A GRATEFUL READER writes:
A classical education is of enduring value. Here is an advertisement that I just received from Memoria Press:
How knowing Latin helped one reporter get the scoop of the century
You never know when a classical education will come in handy. Giovanna Chirri, the Vatican reporter for ANSA, the leading news wire service in Italy, was covering a regularly scheduled speech by Pope Benedict on Monday, when he suddenly began speaking in Latin. She immediately realized what he was saying.
She called her editor, who couldn’t believe the Pope would announce his abdication almost impromptu, in what most people think is a dead language. After Chirri assured her editor of her competence in Latin, the story was sent out to the world.
Thanks to her knowledge
of Latin, Chirri scooped the rest of the press corps on one of the biggest stories since 1415 A.D. Read more about it here.
Just think of all the embarrassment those other reporters who got scooped could have avoided if they had only taken First Form Latin.
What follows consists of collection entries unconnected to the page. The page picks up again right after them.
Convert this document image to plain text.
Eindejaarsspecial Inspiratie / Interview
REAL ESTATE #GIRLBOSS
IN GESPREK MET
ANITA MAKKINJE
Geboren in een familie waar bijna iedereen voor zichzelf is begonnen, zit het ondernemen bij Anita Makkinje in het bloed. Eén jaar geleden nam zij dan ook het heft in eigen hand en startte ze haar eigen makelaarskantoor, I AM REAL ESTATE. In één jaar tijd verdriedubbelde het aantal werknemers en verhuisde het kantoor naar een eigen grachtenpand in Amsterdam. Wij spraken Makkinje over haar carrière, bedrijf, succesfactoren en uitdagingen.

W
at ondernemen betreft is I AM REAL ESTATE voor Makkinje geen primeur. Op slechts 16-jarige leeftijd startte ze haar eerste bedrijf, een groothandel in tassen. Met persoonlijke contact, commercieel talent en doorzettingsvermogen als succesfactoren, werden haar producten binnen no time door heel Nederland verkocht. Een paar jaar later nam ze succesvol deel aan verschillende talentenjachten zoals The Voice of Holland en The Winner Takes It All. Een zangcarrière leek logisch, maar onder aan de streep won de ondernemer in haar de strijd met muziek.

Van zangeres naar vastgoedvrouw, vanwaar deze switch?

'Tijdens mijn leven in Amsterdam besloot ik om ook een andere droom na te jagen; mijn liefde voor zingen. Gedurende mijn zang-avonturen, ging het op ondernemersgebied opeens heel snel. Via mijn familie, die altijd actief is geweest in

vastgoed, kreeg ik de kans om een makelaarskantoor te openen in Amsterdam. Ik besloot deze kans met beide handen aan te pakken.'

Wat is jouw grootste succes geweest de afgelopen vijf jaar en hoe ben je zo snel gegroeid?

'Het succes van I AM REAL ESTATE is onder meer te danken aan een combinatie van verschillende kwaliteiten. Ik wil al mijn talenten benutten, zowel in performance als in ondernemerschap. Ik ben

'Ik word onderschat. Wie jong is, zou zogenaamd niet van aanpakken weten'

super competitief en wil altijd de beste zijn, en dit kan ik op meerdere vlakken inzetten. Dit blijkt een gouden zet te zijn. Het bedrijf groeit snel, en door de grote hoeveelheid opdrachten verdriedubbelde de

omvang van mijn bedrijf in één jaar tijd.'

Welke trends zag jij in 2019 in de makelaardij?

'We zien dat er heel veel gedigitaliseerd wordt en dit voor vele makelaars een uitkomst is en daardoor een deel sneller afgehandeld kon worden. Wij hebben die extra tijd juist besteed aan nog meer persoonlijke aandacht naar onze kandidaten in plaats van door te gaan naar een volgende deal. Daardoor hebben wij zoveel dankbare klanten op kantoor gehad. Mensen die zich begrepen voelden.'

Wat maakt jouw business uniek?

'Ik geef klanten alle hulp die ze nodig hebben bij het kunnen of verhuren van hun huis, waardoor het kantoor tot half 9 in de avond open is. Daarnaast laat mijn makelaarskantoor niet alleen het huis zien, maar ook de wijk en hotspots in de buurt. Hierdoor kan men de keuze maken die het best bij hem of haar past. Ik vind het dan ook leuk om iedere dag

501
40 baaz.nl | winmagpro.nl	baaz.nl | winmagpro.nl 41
In fact, we are sitting by the phone right now just waiting for Italian journalists to call us to make sure their children don’t suffer the same ignominious fate. Order your copy of First Form now.
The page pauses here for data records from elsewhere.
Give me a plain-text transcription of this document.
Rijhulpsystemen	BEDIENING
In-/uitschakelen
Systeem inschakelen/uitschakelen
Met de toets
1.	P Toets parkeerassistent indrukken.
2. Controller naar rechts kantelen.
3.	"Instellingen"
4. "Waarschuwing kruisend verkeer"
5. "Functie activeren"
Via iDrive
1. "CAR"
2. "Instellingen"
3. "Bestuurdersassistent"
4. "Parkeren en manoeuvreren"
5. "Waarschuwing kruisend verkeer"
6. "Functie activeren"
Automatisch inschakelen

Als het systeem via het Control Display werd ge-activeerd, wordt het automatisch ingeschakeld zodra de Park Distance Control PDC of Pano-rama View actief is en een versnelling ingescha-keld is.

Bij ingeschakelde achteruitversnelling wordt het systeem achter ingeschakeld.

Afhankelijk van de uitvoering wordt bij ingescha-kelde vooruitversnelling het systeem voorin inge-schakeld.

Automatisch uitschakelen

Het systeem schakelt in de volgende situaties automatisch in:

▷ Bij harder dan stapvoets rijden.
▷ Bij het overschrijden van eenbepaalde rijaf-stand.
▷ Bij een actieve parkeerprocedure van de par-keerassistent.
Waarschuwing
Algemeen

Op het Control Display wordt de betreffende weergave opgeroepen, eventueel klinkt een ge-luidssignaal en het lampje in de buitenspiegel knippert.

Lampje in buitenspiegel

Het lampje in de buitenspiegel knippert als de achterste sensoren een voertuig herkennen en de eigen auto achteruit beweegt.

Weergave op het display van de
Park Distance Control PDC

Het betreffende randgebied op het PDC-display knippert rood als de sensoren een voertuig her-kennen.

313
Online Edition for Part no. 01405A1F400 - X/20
Latin. Don’t leave home without it.
—— Comments —–
Don Vincenzo writes:
It is of some interest to me that the young reporter was Italian, and in Italy the “classical” education still requires submission to Latin.
One is reminded of the words of the Holy Roman Emperor, Charles V:
I speak Latin to God;
Italian to men;
French to women, and
German…to my horse.
Now if we could convince the Vatican hierarchy that Latin – not the vernacular – is the language of the Church, well that would be an accomplishment!